Part of our interest in Rust stems from its potential as a hardware/software co-assurance language. This interest is motivated in part by emerging application areas, such as autonomous and semi-autonomous platforms for land, sea, air, and space, that require sophisticated algorithms and data structures, are subject to stringent accreditation/certification, and encourage hardware/software co-design approaches.  In this talk, we will update our progress on the use of Rust as a High-Level Synthesis (HLS) language.

HLS developers specify the high-level abstract behavior of a digital system in a manner that omits hardware design details such as clocking; the HLS toolchain is then responsible for "filling in the details" to produce a Register Transfer Level (RTL) structure that can be used to realize the design in hardware. HLS development is thus closer to software development than traditional hardware design in Hardware Description Languages (HDLs) such as Verilog or VHDL.  Most incumbent HLS languages are a subset of C, e.g.

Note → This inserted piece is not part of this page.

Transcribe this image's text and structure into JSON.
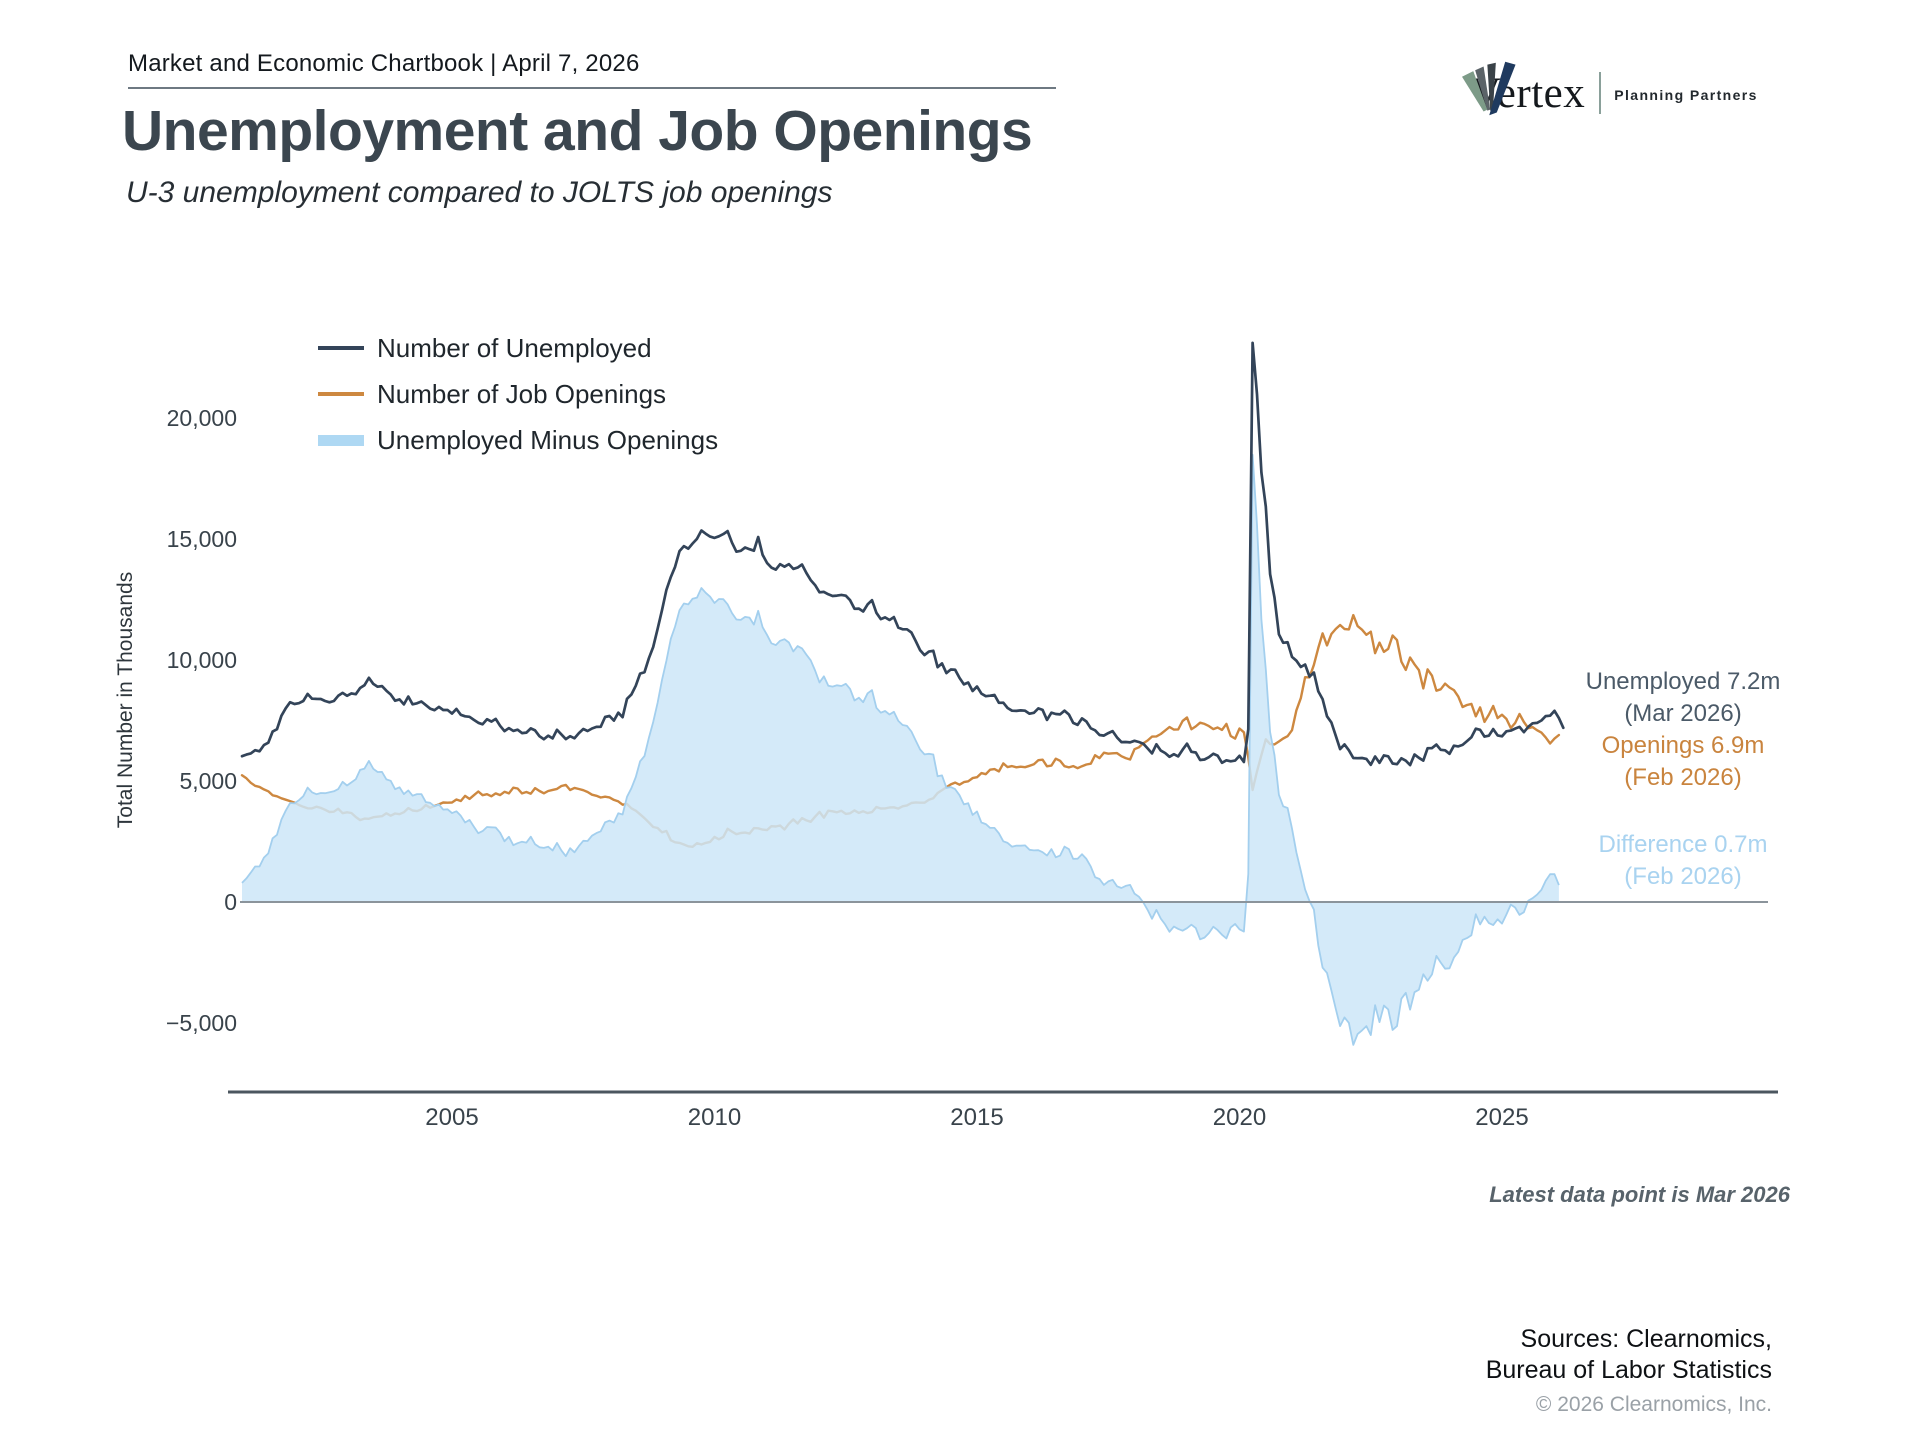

Mentor Graphics' Algorithmic C, or Vivado HLS by Xilinx.  A Rust-based HLS would bring a single modern, type-safe, and memory-safe expression language for both hardware and software realizations, with very high assurance.

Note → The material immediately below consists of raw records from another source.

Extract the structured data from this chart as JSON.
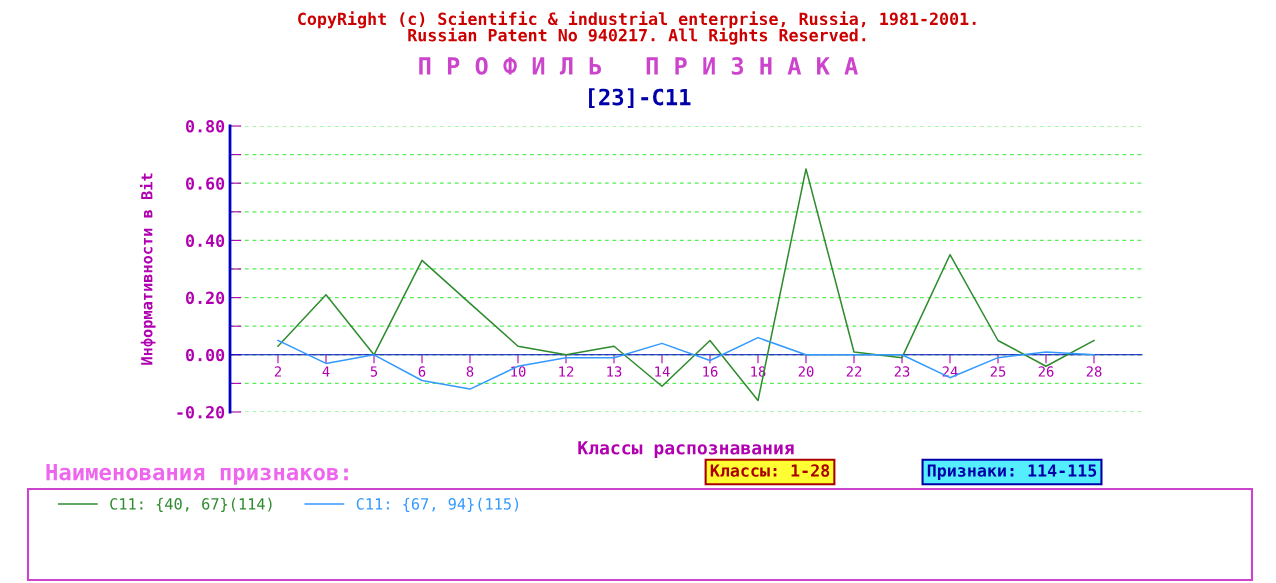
{
  "chart_data": {
    "type": "line",
    "title": "П Р О Ф И Л Ь   П Р И З Н А К А",
    "subtitle": "[23]-C11",
    "xlabel": "Классы распознавания",
    "ylabel": "Информативности в Bit",
    "categories": [
      "2",
      "4",
      "5",
      "6",
      "8",
      "10",
      "12",
      "13",
      "14",
      "16",
      "18",
      "20",
      "22",
      "23",
      "24",
      "25",
      "26",
      "28"
    ],
    "series": [
      {
        "name": "C11: {40, 67}(114)",
        "color": "#2e8b2e",
        "values": [
          0.03,
          0.21,
          0.0,
          0.33,
          0.18,
          0.03,
          0.0,
          0.03,
          -0.11,
          0.05,
          -0.16,
          0.65,
          0.01,
          -0.01,
          0.35,
          0.05,
          -0.04,
          0.05
        ]
      },
      {
        "name": "C11: {67, 94}(115)",
        "color": "#3399ff",
        "values": [
          0.05,
          -0.03,
          0.0,
          -0.09,
          -0.12,
          -0.04,
          -0.01,
          -0.01,
          0.04,
          -0.02,
          0.06,
          0.0,
          0.0,
          0.0,
          -0.08,
          -0.01,
          0.01,
          0.0
        ]
      }
    ],
    "ylim": [
      -0.2,
      0.8
    ],
    "yticks": [
      {
        "value": -0.2,
        "label": "-0.20"
      },
      {
        "value": -0.1,
        "label": null
      },
      {
        "value": 0.0,
        "label": "0.00"
      },
      {
        "value": 0.1,
        "label": null
      },
      {
        "value": 0.2,
        "label": "0.20"
      },
      {
        "value": 0.3,
        "label": null
      },
      {
        "value": 0.4,
        "label": "0.40"
      },
      {
        "value": 0.5,
        "label": null
      },
      {
        "value": 0.6,
        "label": "0.60"
      },
      {
        "value": 0.7,
        "label": null
      },
      {
        "value": 0.8,
        "label": "0.80"
      }
    ],
    "grid": "y",
    "marker": "none",
    "line_style": "solid",
    "legend": "bottom",
    "annotations": [
      "CopyRight (c) Scientific & industrial enterprise, Russia, 1981-2001.\nRussian Patent No 940217. All Rights Reserved.",
      "Наименования признаков:",
      "Классы: 1-28",
      "Признаки: 114-115"
    ]
  }
}
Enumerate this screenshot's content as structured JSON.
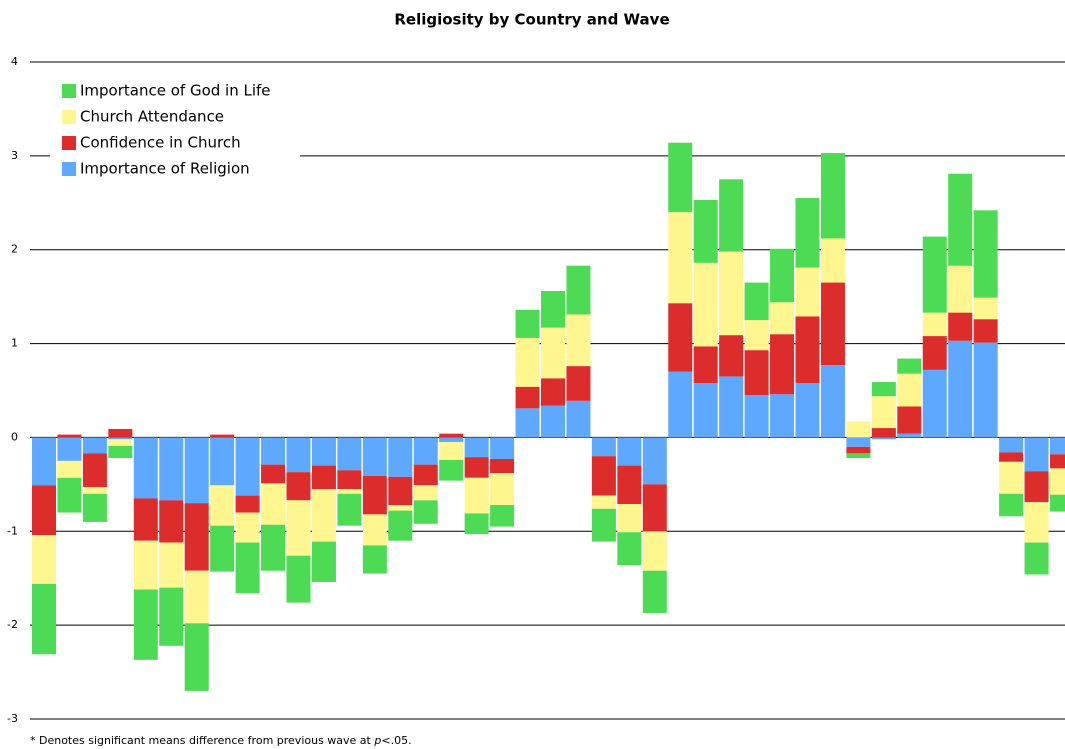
{
  "chart_data": {
    "type": "stacked_bar",
    "title": "Religiosity by Country and Wave",
    "categories": [
      null,
      null,
      null,
      null,
      null,
      null,
      null,
      null,
      null,
      null,
      null,
      null,
      null,
      null,
      null,
      null,
      null,
      null,
      null,
      null,
      null,
      null,
      null,
      null,
      null,
      null,
      null,
      null,
      null,
      null,
      null,
      null,
      null,
      null,
      null,
      null,
      null,
      null,
      null,
      null,
      null
    ],
    "series": [
      {
        "name": "Importance of God in Life",
        "color": "#4ddb55",
        "values": [
          -0.75,
          -0.37,
          -0.3,
          -0.13,
          -0.75,
          -0.62,
          -0.72,
          -0.49,
          -0.54,
          -0.49,
          -0.5,
          -0.43,
          -0.34,
          -0.3,
          -0.32,
          -0.25,
          -0.22,
          -0.22,
          -0.23,
          0.3,
          0.39,
          0.52,
          -0.35,
          -0.35,
          -0.45,
          0.74,
          0.67,
          0.77,
          0.4,
          0.57,
          0.74,
          0.91,
          -0.05,
          0.15,
          0.16,
          0.81,
          0.98,
          0.93,
          -0.24,
          -0.34,
          -0.18
        ]
      },
      {
        "name": "Church Attendance",
        "color": "#fff68f",
        "values": [
          -0.52,
          -0.18,
          -0.07,
          -0.07,
          -0.52,
          -0.48,
          -0.56,
          -0.43,
          -0.32,
          -0.44,
          -0.59,
          -0.56,
          -0.05,
          -0.33,
          -0.06,
          -0.16,
          -0.19,
          -0.38,
          -0.34,
          0.52,
          0.54,
          0.55,
          -0.14,
          -0.3,
          -0.42,
          0.97,
          0.89,
          0.89,
          0.32,
          0.34,
          0.52,
          0.47,
          0.17,
          0.34,
          0.35,
          0.25,
          0.5,
          0.23,
          -0.34,
          -0.43,
          -0.28
        ]
      },
      {
        "name": "Confidence in Church",
        "color": "#dd2c2c",
        "values": [
          -0.53,
          0.03,
          -0.36,
          0.09,
          -0.45,
          -0.45,
          -0.72,
          0.03,
          -0.18,
          -0.2,
          -0.3,
          -0.25,
          -0.2,
          -0.41,
          -0.3,
          -0.22,
          0.04,
          -0.22,
          -0.15,
          0.23,
          0.29,
          0.37,
          -0.42,
          -0.41,
          -0.5,
          0.73,
          0.39,
          0.44,
          0.48,
          0.64,
          0.71,
          0.88,
          -0.07,
          0.1,
          0.29,
          0.36,
          0.3,
          0.25,
          -0.1,
          -0.33,
          -0.15
        ]
      },
      {
        "name": "Importance of Religion",
        "color": "#5ea8ff",
        "values": [
          -0.51,
          -0.25,
          -0.17,
          -0.02,
          -0.65,
          -0.67,
          -0.7,
          -0.51,
          -0.62,
          -0.29,
          -0.37,
          -0.3,
          -0.35,
          -0.41,
          -0.42,
          -0.29,
          -0.05,
          -0.21,
          -0.23,
          0.31,
          0.34,
          0.39,
          -0.2,
          -0.3,
          -0.5,
          0.7,
          0.58,
          0.65,
          0.45,
          0.46,
          0.58,
          0.77,
          -0.1,
          -0.02,
          0.04,
          0.72,
          1.03,
          1.01,
          -0.16,
          -0.36,
          -0.18
        ]
      }
    ],
    "ylim": [
      -3,
      4
    ],
    "yticks": [
      -3,
      -2,
      -1,
      0,
      1,
      2,
      3,
      4
    ],
    "grid": true,
    "legend": "upper left",
    "footnote": [
      "* Denotes significant means difference from previous wave at ",
      "p",
      "<.05."
    ]
  }
}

As a study of the suitability of Rust as an HLS, we have crafted a Rust subset, inspired by Russinoff's Restricted Algorithmic C (RAC), which we have imaginatively named Restricted Algorithmic Rust, or RAR.  In fact, in our first implementation of a RAR toolchain, we merely "transpile" (perform a source-to-source translation of) the RAR source into RAC.  By so doing, we leverage a number of existing hardware/software co-assurance tools with a minimum investment of time and effort.  By transpiling  RAR to RAC, we gain access to existing HLS compilers.  But most importantly for our research, we leverage the open-source RAC-to-ACL2 translator that Russinoff and colleagues at Arm have successfully utilized in industrial-strength floating point hardware verification. We conclude the talk by describing recent progress in the formal verification of a number of hardware/software co-assurance examples written in the RAR Rust subset, targeting both hardware and software implementation.

David S. Hardin has made contributions in the areas of formal methods, computer architecture for High Assurance systems, as well as memory-safe programming languages. He is currently Chief Technologist for Trusted Methods in the Applied Research and Technology organization at Collins Aerospace, where he has served as Principal Investigator or Researcher for several U.S. DoD Research and Development programs. He most recently contributed to the DARPA Cyber-Assured Systems Engineering program (CASE).  He is the editor of the book Design and Verification of Microprocessor Systems for High-Assurance Applications (Springer 2010), and a co-author of The Real-Time Specification for Java. He is author or co-author of more than 75 peer-reviewed publications, and is an inventor or co-inventor on 15 U.S. patents. In 1999, Dr. Hardin co-founded aJile Systems, a startup company focused on real-time and embedded Java technology, and served as aJile's Chief Technical Officer from 1999 to 2003.  Dr. Hardin was selected as a Rockwell Engineer of the Year for 1997 for his contributions to the development of the world's first Java microprocessor. His academic career includes BSEE and MSEE degrees from the University of Kentucky, and a Ph.D. in Electrical and Computer Engineering from Kansas State University, in 1989. Dr. Hardin is a proud native of the Commonwealth of Kentucky, and is a Kentucky Colonel.  In 2023, he was inducted into the Woodford County (KY) Public Schools Hall of Fame.